Le locataire peut opposer une exception d’inexécution pour suspendre le paiement des loyers sans qu’une mise en demeure préalable soit nécessaire, dès le moment où les locaux deviennent, du fait du manquement du bailleur à ses obligations, impropres à l’usage auquel ils étaient destinés.
Civ. 3ème, 18 sept. 2025, n° 23-24.005
I –
Le locataire peut invoquer l’exception d’inexécution pour suspendre le paiement des loyers lorsqu’il est confronté à un manquement du bailleur à ses obligations essentielles. Dans ce cadre, il n’est pas tenu d’adresser une mise en demeure préalable pour pouvoir exercer ce droit.
Cette faculté s’applique à compter du moment où les locaux loués deviennent impropres à l’usage prévu par le contrat en raison des manquements du bailleur — qu’il s’agisse d’un défaut de délivrance, d’entretien ou d’entrave à la jouissance paisible des lieux. L’exception d’inexécution constitue ainsi un moyen de protection immédiat du preneur, lui permettant de ne pas continuer à s’acquitter d’une obligation dont la contrepartie, ici la jouissance effective des locaux, n’est plus assurée.
Cette règle reflète le principe général des contrats à exécution successive : chaque partie peut suspendre l’exécution de ses propres obligations tant que l’autre partie ne respecte pas les siennes, garantissant un équilibre contractuel et la préservation de l’usage réel du bien loué.
Elle souligne également que la protection du locataire ne dépend pas de formalités préalables, mais prend effet dès la survenance du manquement persistant du bailleur.
Par cet arrêt, la Cour de cassation précise les conditions dans lesquelles le locataire, privé de la jouissance des locaux en raison du manquement du bailleur à son obligation de délivrance, peut opposer l’exception d’inexécution pour suspendre le paiement des loyers.
Il convient de rappeler que cette exception ne peut être invoquée que lorsque l’occupation des locaux devient totalement impossible (Civ. 3e, 10 oct. 2024, n° 22-24.395). Des désordres mineurs, tels que de simples infiltrations, ne suffisent pas à rendre les locaux impropres à leur usage et ne permettent donc pas de recourir à l’exception d’inexécution (Civ. 3e, 6 juill. 2023, n° 22-15.923). Des troubles partiels peuvent en revanche justifier une réduction du loyer, mais ne permettent pas de suspendre intégralement l’exécution de l’obligation de paiement (Civ. 3e, 10 oct. 2024, n° 22-24.395).
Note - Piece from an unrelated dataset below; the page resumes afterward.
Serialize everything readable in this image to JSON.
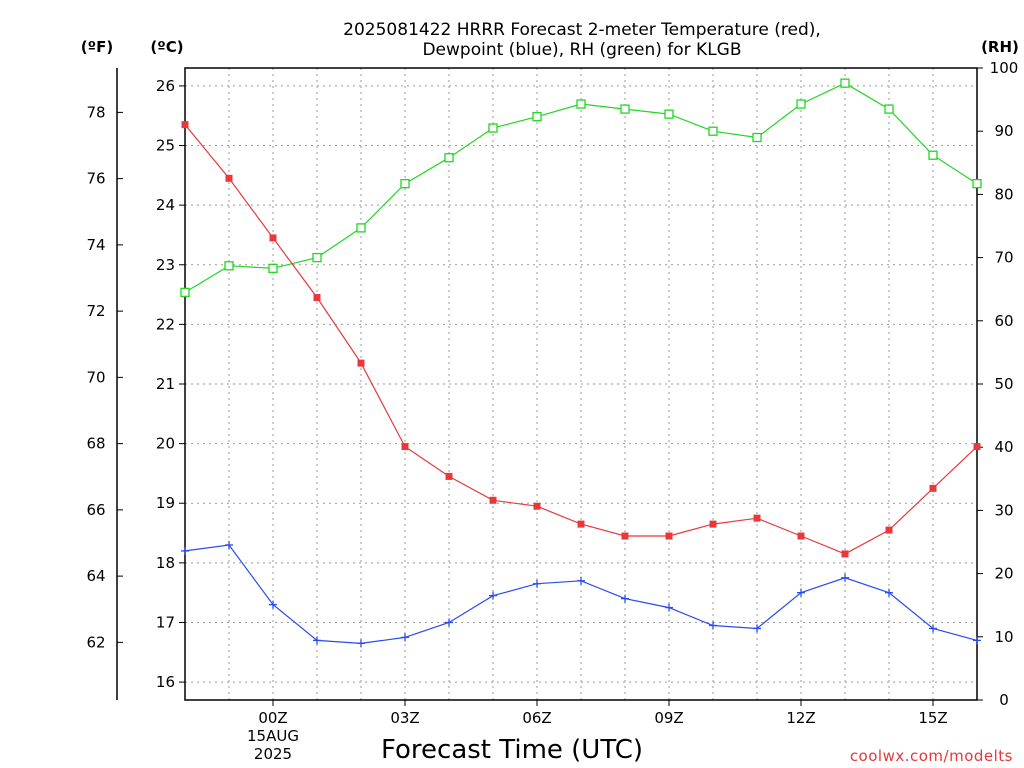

En l’espèce, il s’agissait d’un bail dérogatoire d’une durée de vingt-trois mois. Le locataire était débiteur de loyers, mais un dégât des eaux majeur avait rendu les locaux impropres à leur usage. Constatant l’impossibilité d’occuper les lieux, il les avait quittés et sollicitait des dommages-intérêts, tandis que le bailleur réclamait le paiement des loyers.
II –
La cour d’appel avait condamné le locataire au paiement des loyers, considérant que l’exception d’inexécution ne pouvait pas être invoquée. Les juges du fond avaient estimé que, comme le locataire avait seulement informé la bailleresse de l’état des locaux et de l’impossibilité d’exploiter ceux-ci par une mise en demeure datée du 1er novembre 2016, l’exception d’inexécution ne pouvait s’appliquer aux loyers échus avant cette date.
La Cour de cassation censure cette décision, jugeant que la cour d’appel a introduit une exigence non prévue par la loi en conditionnant l’application de l’exception à l’envoi préalable d’une mise en demeure.
Elle rappelle ainsi que l’exception d’inexécution peut être valablement invoquée sans qu’il soit nécessaire d’adresser une mise en demeure préalable au bailleur.
III –
Cet arrêt a été rendu avant l’entrée en vigueur de la réforme du droit des obligations par l’ordonnance n° 2016-131 du 10 février 2016 et se réfère à l’ancien article 1184, alinéa 1er, du code civil.
Cependant, la décision de la Cour de cassation s’inspire des principes désormais consacrés par la réforme. Depuis le 10 février 2016, l’exception d’inexécution est expressément prévue à l’article 1219 du code civil, selon lequel : « Une partie peut refuser d’exécuter son obligation, alors même que celle-ci est exigible, si l’autre n’exécute pas la sienne et si cette inexécution est suffisamment grave ».
Contrairement à d’autres mécanismes prévus par le code civil, ce texte n’exige ni mise en demeure préalable ni notification particulière. Il se distingue notamment des dispositions de l’article 1220, qui prévoient une notification a posteriori pour suspendre l’exécution d’une obligation, ou de celles de l’article 1222, qui permettent au créancier d’exécuter lui-même l’obligation, mais seulement après mise en demeure.